The detonation of the Mike device was the climax of an intense debate over what would be the nation's correct response to the startling news in 1949 that the Soviet Union had detonated a nuclear weapon. Many wanted the U.S. to develop the means to produce and field a large number of fission bombs of varying yields which could be used for tactical purposes. Others believed that the country should institute a crash program like the Manhattan Project to develop a Super weapon based on the idea of forcing together or fusing light atoms with a fissile device to produce enormous amounts of energy.
After a bitter fight among scientific, government and military officials, the President opted for a crash program to demonstrate the Super bomb, now called a hydrogen or thermonuclear weapon.

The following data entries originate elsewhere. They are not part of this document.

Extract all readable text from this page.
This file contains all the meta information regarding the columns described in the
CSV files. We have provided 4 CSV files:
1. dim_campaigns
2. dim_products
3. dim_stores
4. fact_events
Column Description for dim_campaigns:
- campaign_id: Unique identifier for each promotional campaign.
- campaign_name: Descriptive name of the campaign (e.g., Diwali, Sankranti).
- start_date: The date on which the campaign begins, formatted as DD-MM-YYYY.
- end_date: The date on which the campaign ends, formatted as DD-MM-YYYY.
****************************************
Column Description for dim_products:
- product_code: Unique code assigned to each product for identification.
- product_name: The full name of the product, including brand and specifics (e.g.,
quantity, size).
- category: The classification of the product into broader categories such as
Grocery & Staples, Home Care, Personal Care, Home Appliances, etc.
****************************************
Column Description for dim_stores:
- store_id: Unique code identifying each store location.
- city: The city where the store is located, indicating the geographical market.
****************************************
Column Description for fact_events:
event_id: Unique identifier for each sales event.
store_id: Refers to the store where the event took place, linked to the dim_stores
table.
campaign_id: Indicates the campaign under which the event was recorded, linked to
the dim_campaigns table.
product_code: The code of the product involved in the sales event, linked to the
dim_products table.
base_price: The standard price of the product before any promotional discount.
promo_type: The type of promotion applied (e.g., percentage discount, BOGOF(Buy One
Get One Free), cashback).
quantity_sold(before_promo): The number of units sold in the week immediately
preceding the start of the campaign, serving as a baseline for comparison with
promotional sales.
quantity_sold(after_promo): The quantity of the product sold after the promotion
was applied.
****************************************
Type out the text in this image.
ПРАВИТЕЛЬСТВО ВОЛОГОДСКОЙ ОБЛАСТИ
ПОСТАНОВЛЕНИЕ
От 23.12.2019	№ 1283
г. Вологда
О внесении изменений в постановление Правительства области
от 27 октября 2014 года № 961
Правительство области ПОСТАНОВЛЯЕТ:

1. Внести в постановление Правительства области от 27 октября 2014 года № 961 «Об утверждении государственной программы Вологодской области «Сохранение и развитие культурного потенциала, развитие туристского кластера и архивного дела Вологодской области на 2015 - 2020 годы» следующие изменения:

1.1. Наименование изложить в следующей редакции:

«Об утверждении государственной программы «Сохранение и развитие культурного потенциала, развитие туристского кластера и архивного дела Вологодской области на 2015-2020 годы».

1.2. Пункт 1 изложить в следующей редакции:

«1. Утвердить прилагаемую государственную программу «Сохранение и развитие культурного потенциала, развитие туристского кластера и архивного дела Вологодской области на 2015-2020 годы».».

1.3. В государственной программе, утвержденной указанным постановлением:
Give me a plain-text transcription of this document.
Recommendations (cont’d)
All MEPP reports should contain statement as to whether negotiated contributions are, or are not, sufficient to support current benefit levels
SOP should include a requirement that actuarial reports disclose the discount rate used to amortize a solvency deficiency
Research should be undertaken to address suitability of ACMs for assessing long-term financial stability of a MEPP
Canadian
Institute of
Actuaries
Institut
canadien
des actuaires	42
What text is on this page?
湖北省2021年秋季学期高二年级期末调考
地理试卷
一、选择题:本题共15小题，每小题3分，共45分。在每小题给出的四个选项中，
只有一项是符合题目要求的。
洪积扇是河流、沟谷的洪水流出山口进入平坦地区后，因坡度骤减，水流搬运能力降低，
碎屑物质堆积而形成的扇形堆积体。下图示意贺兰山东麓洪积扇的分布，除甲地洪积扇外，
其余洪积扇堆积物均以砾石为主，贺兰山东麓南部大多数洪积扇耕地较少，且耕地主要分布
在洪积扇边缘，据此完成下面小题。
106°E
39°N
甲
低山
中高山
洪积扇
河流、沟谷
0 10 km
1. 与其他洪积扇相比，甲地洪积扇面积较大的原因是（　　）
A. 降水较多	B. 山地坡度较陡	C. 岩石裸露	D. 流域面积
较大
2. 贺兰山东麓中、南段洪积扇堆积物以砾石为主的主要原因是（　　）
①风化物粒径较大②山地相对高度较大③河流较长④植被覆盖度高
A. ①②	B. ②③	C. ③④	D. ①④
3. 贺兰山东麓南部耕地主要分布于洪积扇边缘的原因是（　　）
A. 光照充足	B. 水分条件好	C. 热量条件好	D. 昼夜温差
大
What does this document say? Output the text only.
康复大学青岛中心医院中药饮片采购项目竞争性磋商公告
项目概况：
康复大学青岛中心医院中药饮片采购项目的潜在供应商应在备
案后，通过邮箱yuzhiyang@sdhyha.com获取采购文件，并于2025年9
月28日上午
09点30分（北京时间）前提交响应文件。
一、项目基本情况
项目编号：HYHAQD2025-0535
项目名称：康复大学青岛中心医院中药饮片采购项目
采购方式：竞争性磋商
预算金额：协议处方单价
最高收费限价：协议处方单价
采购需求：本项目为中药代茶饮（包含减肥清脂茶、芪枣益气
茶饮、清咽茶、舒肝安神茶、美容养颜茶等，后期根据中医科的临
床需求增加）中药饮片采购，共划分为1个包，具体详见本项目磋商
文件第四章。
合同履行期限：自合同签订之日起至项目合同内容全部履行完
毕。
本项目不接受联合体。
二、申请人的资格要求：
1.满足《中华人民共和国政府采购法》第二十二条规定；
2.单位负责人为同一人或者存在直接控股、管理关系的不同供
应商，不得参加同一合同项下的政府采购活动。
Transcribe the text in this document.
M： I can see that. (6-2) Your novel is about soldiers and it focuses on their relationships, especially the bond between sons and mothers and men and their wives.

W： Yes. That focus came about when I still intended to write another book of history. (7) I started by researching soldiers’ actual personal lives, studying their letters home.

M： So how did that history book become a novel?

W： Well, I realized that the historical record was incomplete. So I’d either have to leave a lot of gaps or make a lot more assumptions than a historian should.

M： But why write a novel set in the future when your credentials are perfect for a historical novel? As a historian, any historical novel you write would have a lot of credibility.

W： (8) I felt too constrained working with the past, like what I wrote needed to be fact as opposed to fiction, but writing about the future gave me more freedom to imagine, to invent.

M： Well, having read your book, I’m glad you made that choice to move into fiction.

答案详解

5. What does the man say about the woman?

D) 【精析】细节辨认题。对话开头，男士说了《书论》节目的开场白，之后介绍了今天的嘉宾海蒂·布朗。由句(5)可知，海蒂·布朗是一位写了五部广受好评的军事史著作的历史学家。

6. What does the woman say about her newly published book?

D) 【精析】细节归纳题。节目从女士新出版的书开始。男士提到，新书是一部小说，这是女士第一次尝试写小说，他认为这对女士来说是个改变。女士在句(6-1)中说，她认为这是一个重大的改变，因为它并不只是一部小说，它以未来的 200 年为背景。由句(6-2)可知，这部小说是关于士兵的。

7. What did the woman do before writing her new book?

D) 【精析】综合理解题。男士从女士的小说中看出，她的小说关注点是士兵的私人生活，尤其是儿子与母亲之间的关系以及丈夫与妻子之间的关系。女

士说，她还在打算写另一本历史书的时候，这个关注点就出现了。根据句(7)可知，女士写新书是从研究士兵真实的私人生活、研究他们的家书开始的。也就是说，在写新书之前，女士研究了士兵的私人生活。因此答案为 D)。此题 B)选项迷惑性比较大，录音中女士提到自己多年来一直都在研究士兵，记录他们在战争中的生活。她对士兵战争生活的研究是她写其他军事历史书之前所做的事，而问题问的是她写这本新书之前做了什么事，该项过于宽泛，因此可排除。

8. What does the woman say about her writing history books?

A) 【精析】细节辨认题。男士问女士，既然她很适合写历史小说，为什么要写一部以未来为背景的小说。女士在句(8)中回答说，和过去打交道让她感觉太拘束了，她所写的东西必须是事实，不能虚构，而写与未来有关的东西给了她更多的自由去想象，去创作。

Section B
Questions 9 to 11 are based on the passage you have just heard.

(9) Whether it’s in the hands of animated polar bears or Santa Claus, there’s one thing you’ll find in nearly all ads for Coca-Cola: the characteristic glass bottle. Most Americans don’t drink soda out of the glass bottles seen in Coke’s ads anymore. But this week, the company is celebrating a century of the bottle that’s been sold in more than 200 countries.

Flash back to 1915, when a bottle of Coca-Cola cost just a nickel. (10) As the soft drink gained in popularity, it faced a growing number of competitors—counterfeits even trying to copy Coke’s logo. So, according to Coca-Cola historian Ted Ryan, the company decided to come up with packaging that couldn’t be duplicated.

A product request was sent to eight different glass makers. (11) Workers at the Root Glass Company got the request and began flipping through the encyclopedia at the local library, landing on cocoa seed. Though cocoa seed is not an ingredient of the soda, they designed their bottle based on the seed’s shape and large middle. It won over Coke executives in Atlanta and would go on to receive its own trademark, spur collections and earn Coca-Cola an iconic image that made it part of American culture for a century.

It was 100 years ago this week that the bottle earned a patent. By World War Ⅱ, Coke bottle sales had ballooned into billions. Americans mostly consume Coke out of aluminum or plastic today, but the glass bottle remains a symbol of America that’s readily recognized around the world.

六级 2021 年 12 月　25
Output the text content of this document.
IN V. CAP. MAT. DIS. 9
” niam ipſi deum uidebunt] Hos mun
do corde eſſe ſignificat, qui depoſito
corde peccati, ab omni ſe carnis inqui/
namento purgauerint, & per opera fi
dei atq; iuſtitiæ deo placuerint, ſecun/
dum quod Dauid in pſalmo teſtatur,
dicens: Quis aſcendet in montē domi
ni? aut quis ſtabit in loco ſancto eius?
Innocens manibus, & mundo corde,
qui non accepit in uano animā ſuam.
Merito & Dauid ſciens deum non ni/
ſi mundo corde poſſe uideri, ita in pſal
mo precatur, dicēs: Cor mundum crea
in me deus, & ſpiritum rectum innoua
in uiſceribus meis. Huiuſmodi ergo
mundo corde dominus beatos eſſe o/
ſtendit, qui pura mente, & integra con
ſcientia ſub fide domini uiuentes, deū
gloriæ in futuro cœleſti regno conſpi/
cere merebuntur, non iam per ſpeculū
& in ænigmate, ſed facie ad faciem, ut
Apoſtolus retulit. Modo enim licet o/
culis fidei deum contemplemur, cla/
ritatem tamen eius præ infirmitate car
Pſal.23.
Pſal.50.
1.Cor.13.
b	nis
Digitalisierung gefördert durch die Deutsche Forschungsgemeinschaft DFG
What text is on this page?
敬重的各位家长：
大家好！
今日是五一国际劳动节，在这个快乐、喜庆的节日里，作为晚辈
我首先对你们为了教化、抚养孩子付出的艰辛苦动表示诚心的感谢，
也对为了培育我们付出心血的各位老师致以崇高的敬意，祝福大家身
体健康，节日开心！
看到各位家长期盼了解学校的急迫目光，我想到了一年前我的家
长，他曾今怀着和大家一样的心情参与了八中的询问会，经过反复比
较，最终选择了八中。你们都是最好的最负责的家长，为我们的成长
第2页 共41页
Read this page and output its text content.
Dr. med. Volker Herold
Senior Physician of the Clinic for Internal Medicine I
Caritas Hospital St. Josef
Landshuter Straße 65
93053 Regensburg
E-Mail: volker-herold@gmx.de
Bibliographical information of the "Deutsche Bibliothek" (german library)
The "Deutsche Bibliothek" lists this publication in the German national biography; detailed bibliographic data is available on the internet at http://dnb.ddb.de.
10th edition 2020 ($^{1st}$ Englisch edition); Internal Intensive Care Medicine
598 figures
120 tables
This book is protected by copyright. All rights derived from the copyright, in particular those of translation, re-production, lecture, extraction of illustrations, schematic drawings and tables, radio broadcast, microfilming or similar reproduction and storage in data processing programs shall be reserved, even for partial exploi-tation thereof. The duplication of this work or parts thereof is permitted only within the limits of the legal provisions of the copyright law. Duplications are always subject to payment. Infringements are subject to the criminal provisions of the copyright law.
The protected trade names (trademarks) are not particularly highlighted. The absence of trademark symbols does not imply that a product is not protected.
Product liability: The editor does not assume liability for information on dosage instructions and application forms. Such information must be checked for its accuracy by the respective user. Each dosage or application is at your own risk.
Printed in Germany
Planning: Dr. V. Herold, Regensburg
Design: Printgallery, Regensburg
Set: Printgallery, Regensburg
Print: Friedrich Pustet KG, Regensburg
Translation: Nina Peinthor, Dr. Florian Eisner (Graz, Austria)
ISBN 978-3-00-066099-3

Many designs were evaluated and rejected until the Mike proposal came along. This concept involved the cooling of hydrogen fuel to a liquid form, near absolute zero, and fusing the hydrogen nuclei into helium using the atomic bomb as a trigger.
The Mike device was a 22-foot-long, 5-foot-diameter cylinder housing canisters of liquid hydrogen fuel. These canisters were surrounded by the atomic trigger. The Mike shot occurred on October 31, 1952, and as scientists watched from 40 miles away as the mushroom cloud rose into the stratosphere, the second generation of nuclear weapons was born.
Mike was followed on November 15, 1952, by the King shot, the largest fission device ever tested. It was an implosion bomb, but with an advanced warhead that enabled it to produce 500 kilotons of power.